Mit Beschluss vom 5. Oktober 2016 gab das Amtsgericht Diez die weitere Vollstreckung nach § 85 Abs. 6 JGG an die Staatsanwaltschaft Koblenz ab, da der Verurteilte das 24. Lebensjahr vollendet habe, die Vollstreckung der Jugendstrafe nach den Vorschriften des Strafvollzugs für Erwachsene erfolge und der Strafvollzug voraussichtlich noch länger dauere. Die Staatsanwaltschaft Koblenz sandte die Akten mit Verfügung vom 14. Oktober 2016 „unter Ablehnung der Übernahme“ zurück, weil dem vorliegenden Vollstreckungsheft keine „wirksame Ausnahme aus dem Jugendvollzug“ zu entnehmen sei und Zweifel an einer noch länger andauernden Vollstreckung bestünden. Das Amtsgericht Diez ersuchte mit Verfügung vom 27. Oktober 2016 die Justizvollzugsund Sicherungsverwahrungsanstalt Diez um Berichterstattung zum aktuellen Vollzugsverlauf und um Mitteilung, wann genau und durch wen die Ausnahme aus dem Jugendvollzug verfügt worden sei. Hierauf teilte die Justizvollzugsund Sicherungsverwahrungsanstalt Diez mit Schreiben vom 3. November 2016 mit, dass der Verurteilte bereits am 24. März 2016 in die Justizvollzugsanstalt Schwalmstadt verlegt worden sei.

Mit Beschluss vom 7. November 2016 gab das Amtsgericht Diez die weitere Vollstreckung an den Jugendrichter bei dem Amtsgericht Schwalmstadt ab.

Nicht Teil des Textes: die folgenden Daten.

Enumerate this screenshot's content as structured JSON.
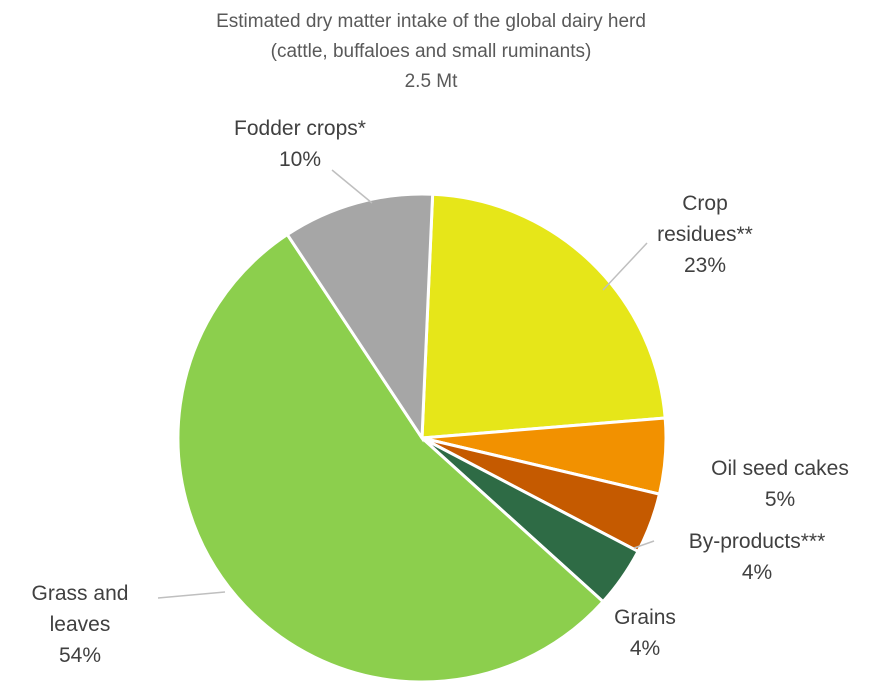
{
  "chart_data": {
    "type": "pie",
    "title_lines": [
      "Estimated dry matter intake of the global dairy herd",
      "(cattle, buffaloes and small ruminants)",
      "2.5 Mt"
    ],
    "slices": [
      {
        "key": "crop",
        "label_lines": [
          "Crop",
          "residues**"
        ],
        "pct_label": "23%",
        "value": 23,
        "color": "#e6e619"
      },
      {
        "key": "oil",
        "label_lines": [
          "Oil seed cakes"
        ],
        "pct_label": "5%",
        "value": 5,
        "color": "#f29100"
      },
      {
        "key": "byp",
        "label_lines": [
          "By-products***"
        ],
        "pct_label": "4%",
        "value": 4,
        "color": "#c55a00"
      },
      {
        "key": "grains",
        "label_lines": [
          "Grains"
        ],
        "pct_label": "4%",
        "value": 4,
        "color": "#2e6b45"
      },
      {
        "key": "grass",
        "label_lines": [
          "Grass and",
          "leaves"
        ],
        "pct_label": "54%",
        "value": 54,
        "color": "#8ccf4d"
      },
      {
        "key": "fodder",
        "label_lines": [
          "Fodder crops*"
        ],
        "pct_label": "10%",
        "value": 10,
        "color": "#a6a6a6"
      }
    ]
  }
}
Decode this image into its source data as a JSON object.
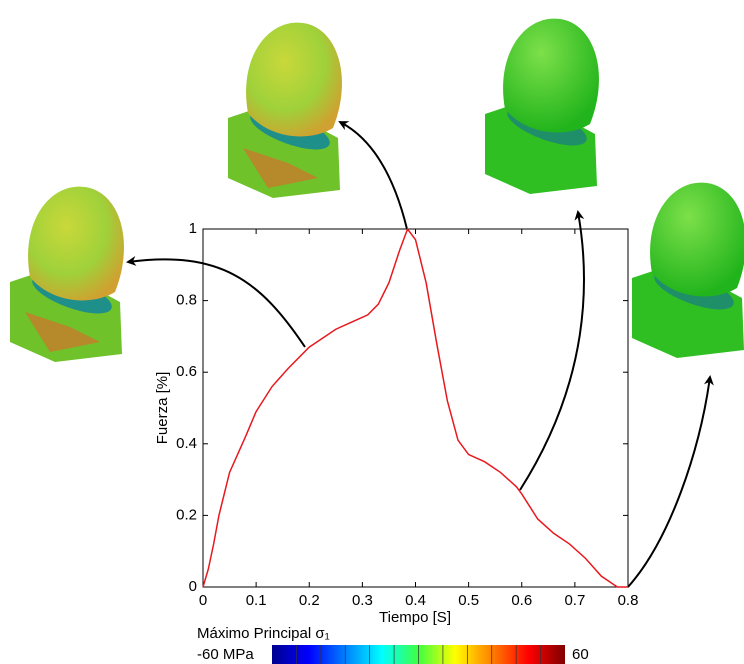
{
  "chart_data": {
    "type": "line",
    "x_label": "Tiempo [S]",
    "y_label": "Fuerza [%]",
    "x": [
      0,
      0.01,
      0.02,
      0.03,
      0.05,
      0.08,
      0.1,
      0.13,
      0.16,
      0.2,
      0.22,
      0.25,
      0.28,
      0.31,
      0.33,
      0.35,
      0.37,
      0.385,
      0.4,
      0.42,
      0.44,
      0.46,
      0.48,
      0.5,
      0.53,
      0.56,
      0.59,
      0.6,
      0.63,
      0.66,
      0.69,
      0.72,
      0.75,
      0.78,
      0.8
    ],
    "series": [
      {
        "color": "#e8191e",
        "values": [
          0,
          0.05,
          0.12,
          0.2,
          0.32,
          0.42,
          0.49,
          0.56,
          0.61,
          0.67,
          0.69,
          0.72,
          0.74,
          0.76,
          0.79,
          0.85,
          0.94,
          1.0,
          0.97,
          0.85,
          0.68,
          0.52,
          0.41,
          0.37,
          0.35,
          0.32,
          0.28,
          0.26,
          0.19,
          0.15,
          0.12,
          0.08,
          0.03,
          0,
          0
        ]
      }
    ],
    "xlim": [
      0,
      0.8
    ],
    "ylim": [
      0,
      1
    ],
    "xticks": [
      0,
      0.1,
      0.2,
      0.3,
      0.4,
      0.5,
      0.6,
      0.7,
      0.8
    ],
    "yticks": [
      0,
      0.2,
      0.4,
      0.6,
      0.8,
      1
    ],
    "colorbar": {
      "label": "Máximo Principal σ₁",
      "min": {
        "value": -60,
        "label": "-60 MPa"
      },
      "max": 60
    }
  }
}
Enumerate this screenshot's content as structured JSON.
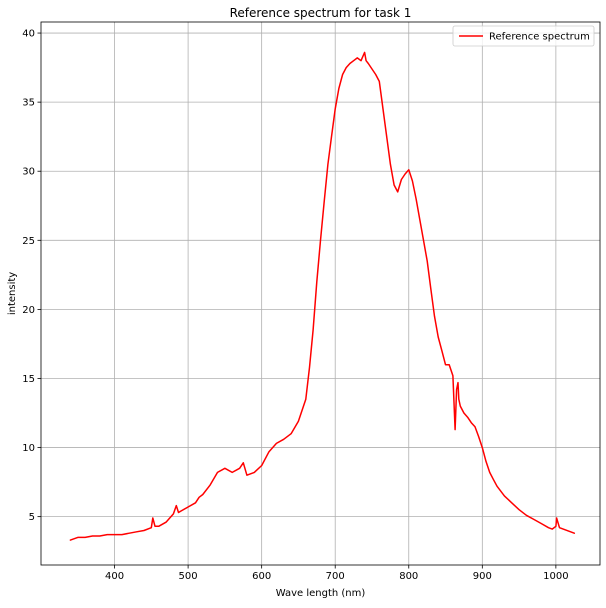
{
  "chart_data": {
    "type": "line",
    "title": "Reference spectrum for task 1",
    "xlabel": "Wave length (nm)",
    "ylabel": "intensity",
    "xlim": [
      300,
      1060
    ],
    "ylim": [
      1.5,
      40.8
    ],
    "xticks": [
      400,
      500,
      600,
      700,
      800,
      900,
      1000
    ],
    "yticks": [
      5,
      10,
      15,
      20,
      25,
      30,
      35,
      40
    ],
    "grid": true,
    "legend_position": "top-right",
    "series": [
      {
        "name": "Reference spectrum",
        "color": "#ff0000",
        "x": [
          340,
          350,
          360,
          370,
          380,
          390,
          400,
          410,
          420,
          430,
          440,
          450,
          452,
          455,
          460,
          470,
          480,
          484,
          487,
          490,
          500,
          510,
          515,
          520,
          530,
          540,
          550,
          560,
          570,
          575,
          580,
          590,
          600,
          610,
          620,
          630,
          640,
          650,
          660,
          665,
          670,
          675,
          680,
          685,
          690,
          695,
          700,
          705,
          710,
          715,
          720,
          725,
          730,
          735,
          740,
          742,
          745,
          750,
          755,
          760,
          765,
          770,
          775,
          780,
          785,
          790,
          795,
          800,
          805,
          810,
          815,
          820,
          825,
          830,
          835,
          840,
          845,
          850,
          855,
          860,
          863,
          865,
          867,
          868,
          870,
          875,
          880,
          885,
          890,
          895,
          900,
          905,
          910,
          915,
          920,
          930,
          940,
          950,
          960,
          970,
          980,
          990,
          995,
          1000,
          1001,
          1005,
          1010,
          1020,
          1025
        ],
        "y": [
          3.3,
          3.5,
          3.5,
          3.6,
          3.6,
          3.7,
          3.7,
          3.7,
          3.8,
          3.9,
          4.0,
          4.2,
          4.9,
          4.3,
          4.3,
          4.6,
          5.2,
          5.8,
          5.3,
          5.4,
          5.7,
          6.0,
          6.4,
          6.6,
          7.3,
          8.2,
          8.5,
          8.2,
          8.5,
          8.9,
          8.0,
          8.2,
          8.7,
          9.7,
          10.3,
          10.6,
          11.0,
          11.9,
          13.5,
          15.8,
          18.5,
          22.0,
          25.0,
          27.8,
          30.5,
          32.5,
          34.5,
          36.0,
          37.0,
          37.5,
          37.8,
          38.0,
          38.2,
          38.0,
          38.6,
          38.0,
          37.8,
          37.4,
          37.0,
          36.5,
          34.5,
          32.5,
          30.5,
          29.0,
          28.5,
          29.4,
          29.8,
          30.1,
          29.3,
          28.0,
          26.5,
          25.0,
          23.5,
          21.5,
          19.5,
          18.0,
          17.0,
          16.0,
          16.0,
          15.2,
          11.3,
          14.2,
          14.7,
          13.5,
          13.0,
          12.5,
          12.2,
          11.8,
          11.5,
          10.8,
          10.0,
          9.0,
          8.2,
          7.7,
          7.2,
          6.5,
          6.0,
          5.5,
          5.1,
          4.8,
          4.5,
          4.2,
          4.1,
          4.3,
          4.9,
          4.2,
          4.1,
          3.9,
          3.8
        ]
      }
    ]
  }
}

Dieser sandte die Akten mit Verfügung vom 15. November 2016 zurück mit der Anregung das Verfahren an die Staatsanwaltschaft Koblenz abzugeben, da der Beschluss vom 5. Oktober 2016 bindend sei. An dieser Auffassung hielt das Amtsgericht Schwalmstadt auch auf Gegenvorstellung des Amtsgerichts Diez fest.

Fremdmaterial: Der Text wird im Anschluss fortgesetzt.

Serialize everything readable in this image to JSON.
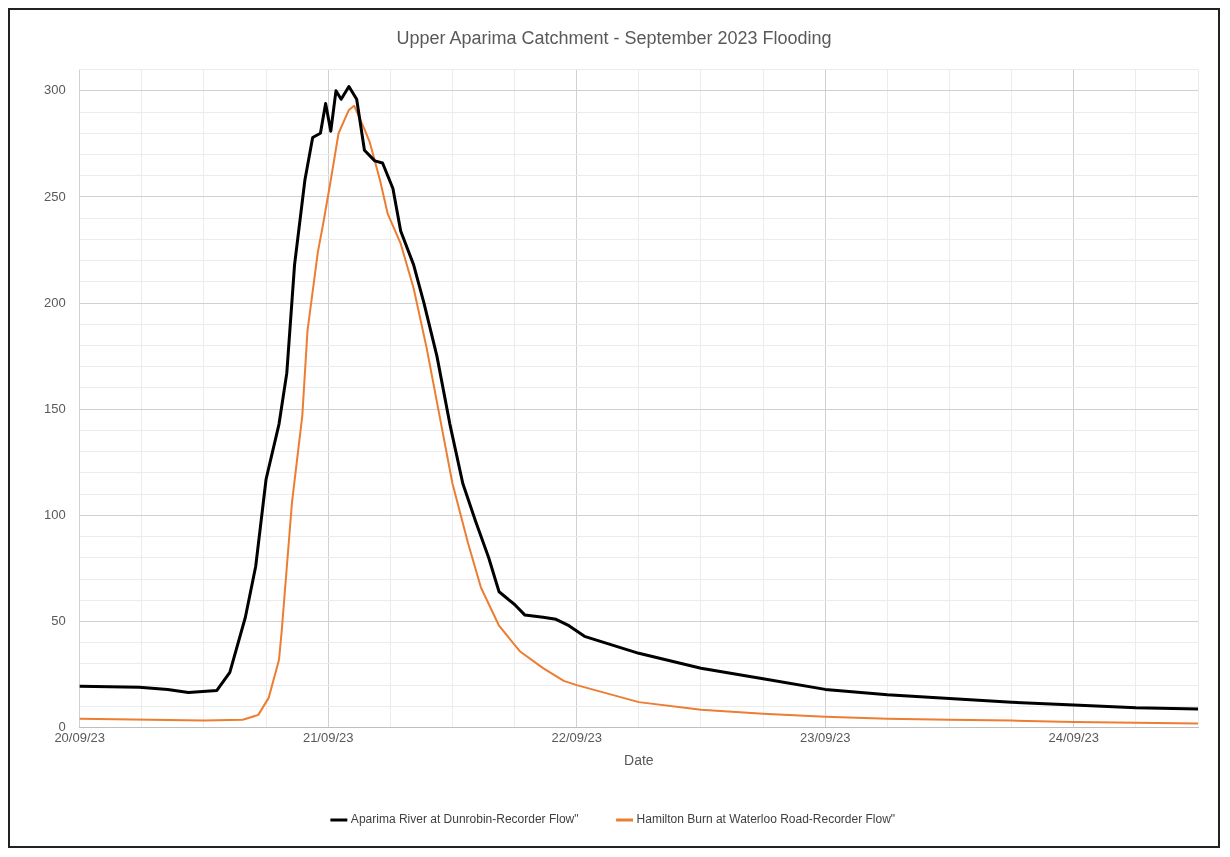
{
  "chart_data": {
    "type": "line",
    "title": "Upper Aparima Catchment - September 2023 Flooding",
    "xlabel": "Date",
    "legend": "bottom",
    "grid": true,
    "marker": "none",
    "line_style": "solid",
    "xlim": [
      "2023-09-20T00:00",
      "2023-09-24T12:00"
    ],
    "xticks": [
      {
        "value": "2023-09-20T00:00",
        "label": "20/09/23"
      },
      {
        "value": "2023-09-20T06:00",
        "label": null
      },
      {
        "value": "2023-09-20T12:00",
        "label": null
      },
      {
        "value": "2023-09-20T18:00",
        "label": null
      },
      {
        "value": "2023-09-21T00:00",
        "label": "21/09/23"
      },
      {
        "value": "2023-09-21T06:00",
        "label": null
      },
      {
        "value": "2023-09-21T12:00",
        "label": null
      },
      {
        "value": "2023-09-21T18:00",
        "label": null
      },
      {
        "value": "2023-09-22T00:00",
        "label": "22/09/23"
      },
      {
        "value": "2023-09-22T06:00",
        "label": null
      },
      {
        "value": "2023-09-22T12:00",
        "label": null
      },
      {
        "value": "2023-09-22T18:00",
        "label": null
      },
      {
        "value": "2023-09-23T00:00",
        "label": "23/09/23"
      },
      {
        "value": "2023-09-23T06:00",
        "label": null
      },
      {
        "value": "2023-09-23T12:00",
        "label": null
      },
      {
        "value": "2023-09-23T18:00",
        "label": null
      },
      {
        "value": "2023-09-24T00:00",
        "label": "24/09/23"
      },
      {
        "value": "2023-09-24T06:00",
        "label": null
      },
      {
        "value": "2023-09-24T12:00",
        "label": null
      }
    ],
    "ylim": [
      0,
      310
    ],
    "yticks": [
      0,
      {
        "value": 10,
        "label": null
      },
      {
        "value": 20,
        "label": null
      },
      {
        "value": 30,
        "label": null
      },
      {
        "value": 40,
        "label": null
      },
      50,
      {
        "value": 60,
        "label": null
      },
      {
        "value": 70,
        "label": null
      },
      {
        "value": 80,
        "label": null
      },
      {
        "value": 90,
        "label": null
      },
      100,
      {
        "value": 110,
        "label": null
      },
      {
        "value": 120,
        "label": null
      },
      {
        "value": 130,
        "label": null
      },
      {
        "value": 140,
        "label": null
      },
      150,
      {
        "value": 160,
        "label": null
      },
      {
        "value": 170,
        "label": null
      },
      {
        "value": 180,
        "label": null
      },
      {
        "value": 190,
        "label": null
      },
      200,
      {
        "value": 210,
        "label": null
      },
      {
        "value": 220,
        "label": null
      },
      {
        "value": 230,
        "label": null
      },
      {
        "value": 240,
        "label": null
      },
      250,
      {
        "value": 260,
        "label": null
      },
      {
        "value": 270,
        "label": null
      },
      {
        "value": 280,
        "label": null
      },
      {
        "value": 290,
        "label": null
      },
      300,
      {
        "value": 310,
        "label": null
      }
    ],
    "series": [
      {
        "name": "Aparima River at Dunrobin-Recorder Flow\"",
        "color": "#000000",
        "x": [
          "2023-09-20T00:00",
          "2023-09-20T05:45",
          "2023-09-20T08:30",
          "2023-09-20T10:30",
          "2023-09-20T13:15",
          "2023-09-20T14:30",
          "2023-09-20T16:00",
          "2023-09-20T17:00",
          "2023-09-20T18:00",
          "2023-09-20T19:15",
          "2023-09-20T20:00",
          "2023-09-20T20:45",
          "2023-09-20T21:45",
          "2023-09-20T22:30",
          "2023-09-20T23:15",
          "2023-09-20T23:45",
          "2023-09-21T00:15",
          "2023-09-21T00:45",
          "2023-09-21T01:15",
          "2023-09-21T02:00",
          "2023-09-21T02:45",
          "2023-09-21T03:30",
          "2023-09-21T04:30",
          "2023-09-21T05:15",
          "2023-09-21T06:15",
          "2023-09-21T07:00",
          "2023-09-21T08:15",
          "2023-09-21T09:15",
          "2023-09-21T10:30",
          "2023-09-21T11:45",
          "2023-09-21T13:00",
          "2023-09-21T14:15",
          "2023-09-21T15:30",
          "2023-09-21T16:30",
          "2023-09-21T18:00",
          "2023-09-21T19:00",
          "2023-09-21T20:45",
          "2023-09-21T22:00",
          "2023-09-21T23:15",
          "2023-09-22T00:45",
          "2023-09-22T06:00",
          "2023-09-22T12:00",
          "2023-09-22T18:00",
          "2023-09-23T00:00",
          "2023-09-23T06:00",
          "2023-09-23T12:00",
          "2023-09-23T18:00",
          "2023-09-24T00:00",
          "2023-09-24T06:00",
          "2023-09-24T12:00"
        ],
        "values": [
          19.5,
          19,
          18,
          16.5,
          17.5,
          26,
          52,
          76,
          117,
          143,
          167,
          218,
          258,
          278,
          280,
          294,
          281,
          300,
          296,
          302,
          296,
          272,
          267,
          266,
          254,
          234,
          218,
          200,
          175,
          143,
          115,
          97,
          80,
          64,
          58,
          53,
          52,
          51,
          48,
          43,
          35,
          28,
          23,
          18,
          15.5,
          13.7,
          11.9,
          10.7,
          9.3,
          8.8
        ]
      },
      {
        "name": "Hamilton Burn at Waterloo Road-Recorder Flow\"",
        "color": "#ed7d31",
        "x": [
          "2023-09-20T00:00",
          "2023-09-20T12:00",
          "2023-09-20T15:45",
          "2023-09-20T17:15",
          "2023-09-20T18:15",
          "2023-09-20T19:15",
          "2023-09-20T19:30",
          "2023-09-20T20:30",
          "2023-09-20T21:30",
          "2023-09-20T22:00",
          "2023-09-20T23:00",
          "2023-09-20T23:30",
          "2023-09-21T00:15",
          "2023-09-21T01:00",
          "2023-09-21T02:00",
          "2023-09-21T02:30",
          "2023-09-21T03:30",
          "2023-09-21T04:00",
          "2023-09-21T05:00",
          "2023-09-21T05:45",
          "2023-09-21T07:00",
          "2023-09-21T08:15",
          "2023-09-21T09:30",
          "2023-09-21T10:45",
          "2023-09-21T12:00",
          "2023-09-21T13:30",
          "2023-09-21T14:45",
          "2023-09-21T16:30",
          "2023-09-21T18:30",
          "2023-09-21T20:45",
          "2023-09-21T22:45",
          "2023-09-22T00:00",
          "2023-09-22T06:00",
          "2023-09-22T12:00",
          "2023-09-22T18:00",
          "2023-09-23T00:00",
          "2023-09-23T06:00",
          "2023-09-23T12:00",
          "2023-09-23T18:00",
          "2023-09-24T00:00",
          "2023-09-24T12:00"
        ],
        "values": [
          4.2,
          3.3,
          3.7,
          6,
          14,
          32,
          45,
          106,
          147,
          187,
          224,
          237,
          258,
          280,
          291,
          293,
          282,
          276,
          258,
          242,
          228,
          207,
          179,
          147,
          115,
          87,
          66,
          48,
          36,
          28,
          22,
          20,
          12,
          8.4,
          6.5,
          5.1,
          4.2,
          3.7,
          3.3,
          2.6,
          1.9
        ]
      }
    ]
  }
}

Das Amtsgericht Diez hat mit Beschluss vom 30. November 2016 die Sache dem Bundesgerichtshof zur Bestimmung der Zuständigkeit vorgelegt.

II.

Der Antrag auf Gerichtsstandsbestimmung ist zurückzuweisen, da keines der streitenden Gerichte zuständig ist.

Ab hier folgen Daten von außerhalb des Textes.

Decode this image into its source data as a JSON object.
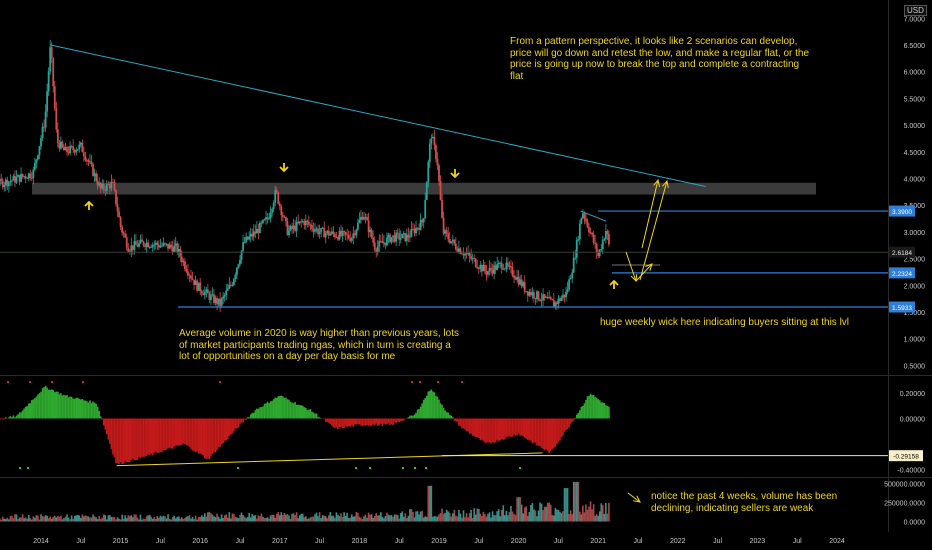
{
  "currency": "USD",
  "annotations": {
    "pattern_note": "From a pattern perspective, it looks like 2 scenarios can develop, price will go down and retest the low, and make a regular flat, or the price is going up now to break the top and complete a contracting flat",
    "volume_note": "Average volume in 2020 is way higher than previous years, lots of market participants trading ngas, which in turn is creating a lot of opportunities on a day per day basis for me",
    "wick_note": "huge weekly wick here indicating buyers sitting at this lvl",
    "decline_note": "notice the past 4 weeks, volume has been declining, indicating sellers are weak"
  },
  "chart_data": [
    {
      "type": "line",
      "name": "price",
      "x_ticks": [
        "2014",
        "Jul",
        "2015",
        "Jul",
        "2016",
        "Jul",
        "2017",
        "Jul",
        "2018",
        "Jul",
        "2019",
        "Jul",
        "2020",
        "Jul",
        "2021",
        "Jul",
        "2022",
        "Jul",
        "2023",
        "Jul",
        "2024"
      ],
      "y_ticks": [
        "7.0000",
        "6.5000",
        "6.0000",
        "5.5000",
        "5.0000",
        "4.5000",
        "4.0000",
        "3.5000",
        "3.0000",
        "2.5000",
        "2.0000",
        "1.5000",
        "1.0000",
        "0.5000"
      ],
      "ylim": [
        0.4,
        7.1
      ],
      "x_range": [
        2013.0,
        2024.5
      ],
      "series": [
        {
          "values": [
            [
              2013.0,
              3.55
            ],
            [
              2013.3,
              3.85
            ],
            [
              2013.6,
              3.95
            ],
            [
              2013.9,
              4.1
            ],
            [
              2014.05,
              5.1
            ],
            [
              2014.12,
              6.5
            ],
            [
              2014.2,
              4.7
            ],
            [
              2014.3,
              4.5
            ],
            [
              2014.5,
              4.6
            ],
            [
              2014.6,
              4.3
            ],
            [
              2014.75,
              3.8
            ],
            [
              2014.9,
              3.9
            ],
            [
              2015.0,
              3.1
            ],
            [
              2015.1,
              2.7
            ],
            [
              2015.3,
              2.8
            ],
            [
              2015.5,
              2.75
            ],
            [
              2015.7,
              2.7
            ],
            [
              2015.8,
              2.4
            ],
            [
              2015.95,
              2.0
            ],
            [
              2016.15,
              1.75
            ],
            [
              2016.25,
              1.65
            ],
            [
              2016.4,
              2.05
            ],
            [
              2016.55,
              2.8
            ],
            [
              2016.7,
              3.0
            ],
            [
              2016.85,
              3.25
            ],
            [
              2016.95,
              3.75
            ],
            [
              2017.1,
              3.0
            ],
            [
              2017.3,
              3.2
            ],
            [
              2017.5,
              3.0
            ],
            [
              2017.7,
              2.95
            ],
            [
              2017.9,
              2.9
            ],
            [
              2018.05,
              3.35
            ],
            [
              2018.2,
              2.7
            ],
            [
              2018.4,
              2.9
            ],
            [
              2018.6,
              2.9
            ],
            [
              2018.8,
              3.2
            ],
            [
              2018.9,
              4.85
            ],
            [
              2018.98,
              4.3
            ],
            [
              2019.05,
              3.0
            ],
            [
              2019.2,
              2.75
            ],
            [
              2019.4,
              2.5
            ],
            [
              2019.6,
              2.25
            ],
            [
              2019.8,
              2.4
            ],
            [
              2019.95,
              2.2
            ],
            [
              2020.1,
              1.9
            ],
            [
              2020.3,
              1.75
            ],
            [
              2020.45,
              1.65
            ],
            [
              2020.6,
              1.85
            ],
            [
              2020.7,
              2.5
            ],
            [
              2020.8,
              3.4
            ],
            [
              2020.9,
              3.0
            ],
            [
              2021.0,
              2.55
            ],
            [
              2021.1,
              3.05
            ],
            [
              2021.15,
              2.6
            ]
          ]
        }
      ],
      "last_price": "2.6184",
      "price_labels": [
        "3.3900",
        "2.2324",
        "1.5933"
      ],
      "support_level": 1.5933,
      "resistance_level": 3.39,
      "low_level": 2.2324,
      "zone": [
        3.7,
        3.92
      ],
      "trendline": [
        [
          2014.12,
          6.5
        ],
        [
          2022.35,
          3.85
        ]
      ]
    },
    {
      "type": "bar",
      "name": "oscillator",
      "y_ticks": [
        "0.20000",
        "0.00000",
        "-0.40000"
      ],
      "ylim": [
        -0.42,
        0.32
      ],
      "last_value": "-0.29158",
      "divergence_line": [
        [
          2014.95,
          -0.37
        ],
        [
          2020.3,
          -0.27
        ]
      ]
    },
    {
      "type": "bar",
      "name": "volume",
      "y_ticks": [
        "500000.0000",
        "250000.0000",
        "0.0000"
      ],
      "ylim": [
        0,
        560000
      ]
    }
  ]
}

Der Generalbundesanwalt hat insoweit ausgeführt:

„Zuständig für die Einleitung der Vollstreckung war der Jugendrichter des Amtsgerichts Neuwied (§ 84 Abs. 2 Satz 1 und 2 JGG i.V.m. §§ 151, 152 Abs. 2 FamFG). Denn im Bezirk dieses Amtsgerichts hatte der Verurteilte seinen gewöhnlichen Aufenthalt. Dass er sich bereits in Untersuchungshaft in der Justizvollzugsanstalt Zweibrücken befand, berührt die Zuständigkeit nicht (vgl. OLG Jena, Beschluss vom 6. Oktober 2009 - 1 AR(S) 65/09 -).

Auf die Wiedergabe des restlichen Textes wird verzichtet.